Francisco Fausto salientou que, ao aplicar a OJ 270 nos julgamentos das reclamações contra PDVs, o TST cumpre a legislação trabalhista. A orientação define que "a transação extrajudicial que importa rescisão do contato de trabalho, ante a adesão do empregado a plano de demissão voluntária, implica quitação exclusivamente das parcelas e valores constantes no recibo".

Lembrando o que determina a CLT, o ministro Francisco Fausto observou que "é a lei que diz isso, que impõe esse critério: a negociação envolvida na adesão ao plano só vale pelas parcelas que ali estão discriminadas (como férias, 13º salário etc.) com seus respectivos valores; se essas parcelas, por exemplo, não tiverem horas extras e o trabalhador prestou hora extra, ele pode reclamar depois". O ministro ressalvou que, com a orientação, "não se quer dizer que entendemos que o empregador está sempre agindo de má-fé, absolutamente".
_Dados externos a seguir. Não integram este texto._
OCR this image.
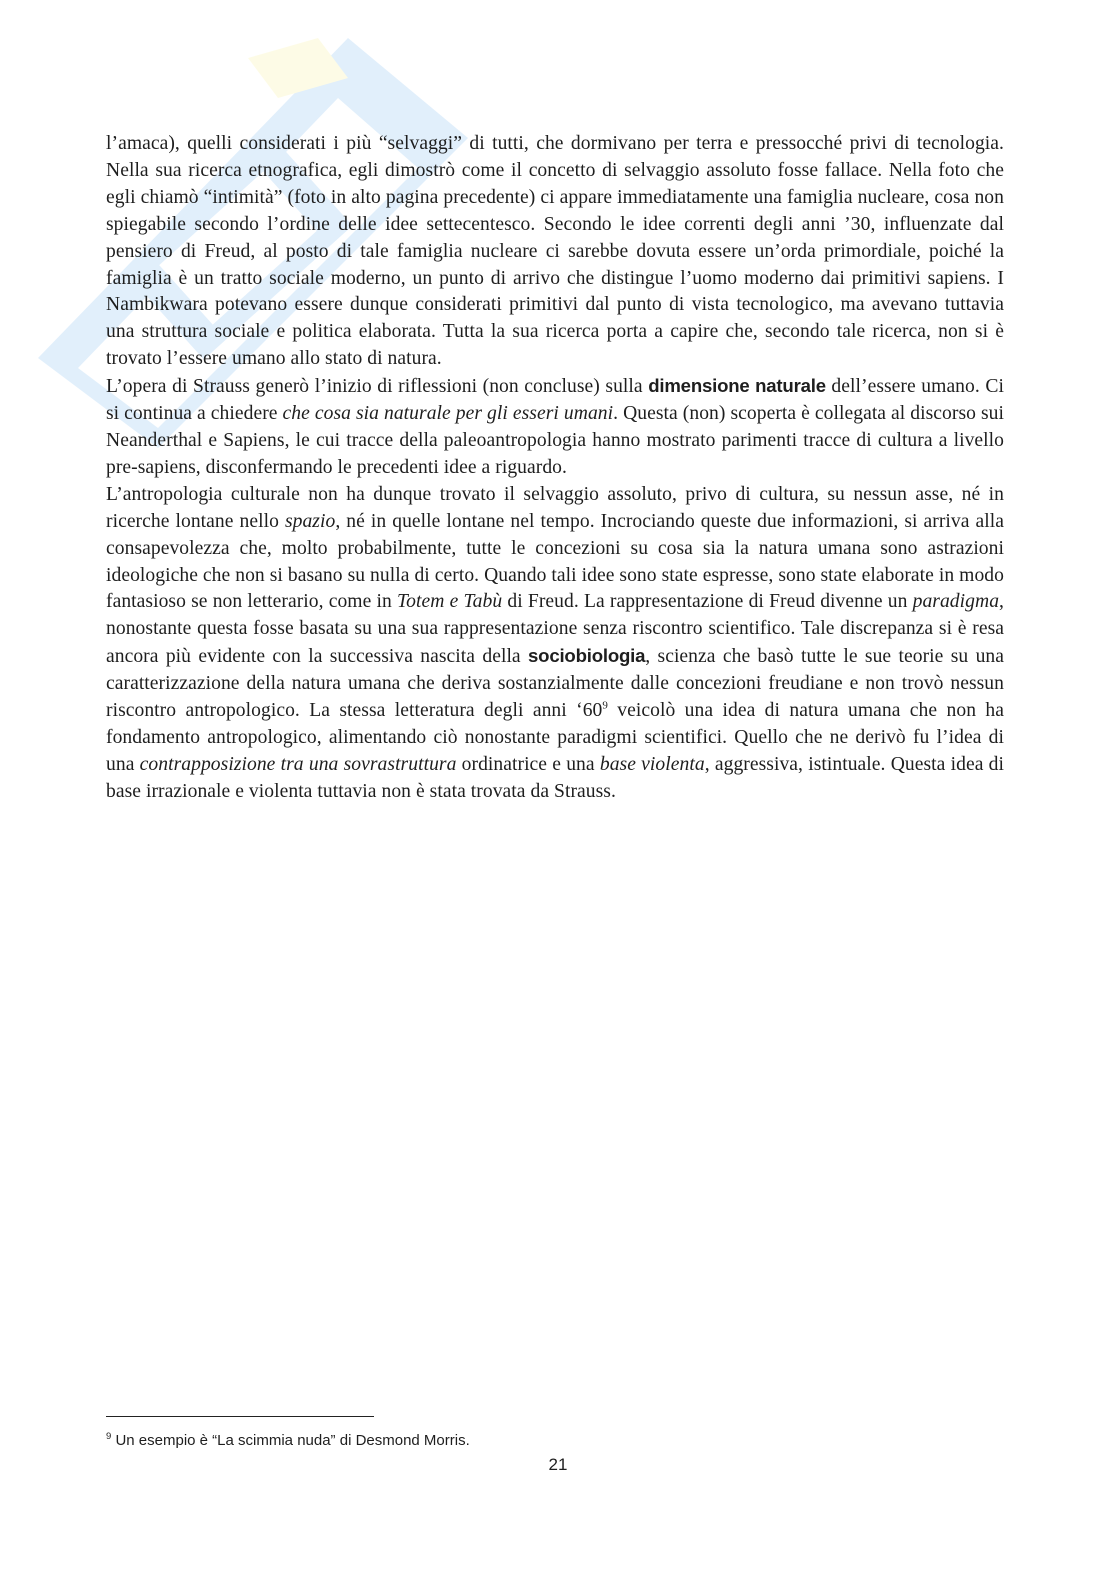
l’amaca), quelli considerati i più “selvaggi” di tutti, che dormivano per terra e pressocché privi di tecnologia. Nella sua ricerca etnografica, egli dimostrò come il concetto di selvaggio assoluto fosse fallace. Nella foto che egli chiamò “intimità” (foto in alto pagina precedente) ci appare immediatamente una famiglia nucleare, cosa non spiegabile secondo l’ordine delle idee settecentesco. Secondo le idee correnti degli anni ’30, influenzate dal pensiero di Freud, al posto di tale famiglia nucleare ci sarebbe dovuta essere un’orda primordiale, poiché la famiglia è un tratto sociale moderno, un punto di arrivo che distingue l’uomo moderno dai primitivi sapiens. I Nambikwara potevano essere dunque considerati primitivi dal punto di vista tecnologico, ma avevano tuttavia una struttura sociale e politica elaborata. Tutta la sua ricerca porta a capire che, secondo tale ricerca, non si è trovato l’essere umano allo stato di natura.

L’opera di Strauss generò l’inizio di riflessioni (non concluse) sulla dimensione naturale dell’essere umano. Ci si continua a chiedere che cosa sia naturale per gli esseri umani. Questa (non) scoperta è collegata al discorso sui Neanderthal e Sapiens, le cui tracce della paleoantropologia hanno mostrato parimenti tracce di cultura a livello pre-sapiens, disconfermando le precedenti idee a riguardo.

L’antropologia culturale non ha dunque trovato il selvaggio assoluto, privo di cultura, su nessun asse, né in ricerche lontane nello spazio, né in quelle lontane nel tempo. Incrociando queste due informazioni, si arriva alla consapevolezza che, molto probabilmente, tutte le concezioni su cosa sia la natura umana sono astrazioni ideologiche che non si basano su nulla di certo. Quando tali idee sono state espresse, sono state elaborate in modo fantasioso se non letterario, come in Totem e Tabù di Freud. La rappresentazione di Freud divenne un paradigma, nonostante questa fosse basata su una sua rappresentazione senza riscontro scientifico. Tale discrepanza si è resa ancora più evidente con la successiva nascita della sociobiologia, scienza che basò tutte le sue teorie su una caratterizzazione della natura umana che deriva sostanzialmente dalle concezioni freudiane e non trovò nessun riscontro antropologico. La stessa letteratura degli anni ‘$60^9$ veicolò una idea di natura umana che non ha fondamento antropologico, alimentando ciò nonostante paradigmi scientifici. Quello che ne derivò fu l’idea di una contrapposizione tra una sovrastruttura ordinatrice e una base violenta, aggressiva, istintuale. Questa idea di base irrazionale e violenta tuttavia non è stata trovata da Strauss.

$^9$ Un esempio è “La scimmia nuda” di Desmond Morris.
21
Para o presidente do TST, não haverá possibilidade de reclamação, por parte do empregado, se a empresa, no ato de sua adesão ao PDV, quitar todas as parcelas devidas. "O que a empresa não pode é esconder do empregado o que ele tem direito", afirmou o ministro. "Eu costumo citar o exemplo da partilha de bens, durante a separação de um casal: dividem-se os bens comuns ao casal e, depois, descobre-se que o marido tinha cinco apartamentos em São Paulo e cinco no Nordeste do País que não constaram dos autos. É claro que estes dez apartamentos também terão de ser divididos", exemplifico, fazendo uma analogia com os direitos reclamados na Justiça do Trabalho após a adesão aos PDVs.

O TST tem defendido também a aprovação de uma lei específica para regulamentar os PDVs, incluindo a participação dos sindicatos na homologação desses planos, como forma de evitar o grande número de ações que chegam à Justiça do Trabalho questionando direitos não quitados por esses planos. O vice-presidente do TST, ministro Vantuil Abdala, defensor da proposta, entende que somente a jurisprudência do TST será incapaz de barrar o atual volume de disputas judiciais, razão porque defende uma legislação especial para dar maior estabilidade à negociação dos acordos sobre demissão voluntária.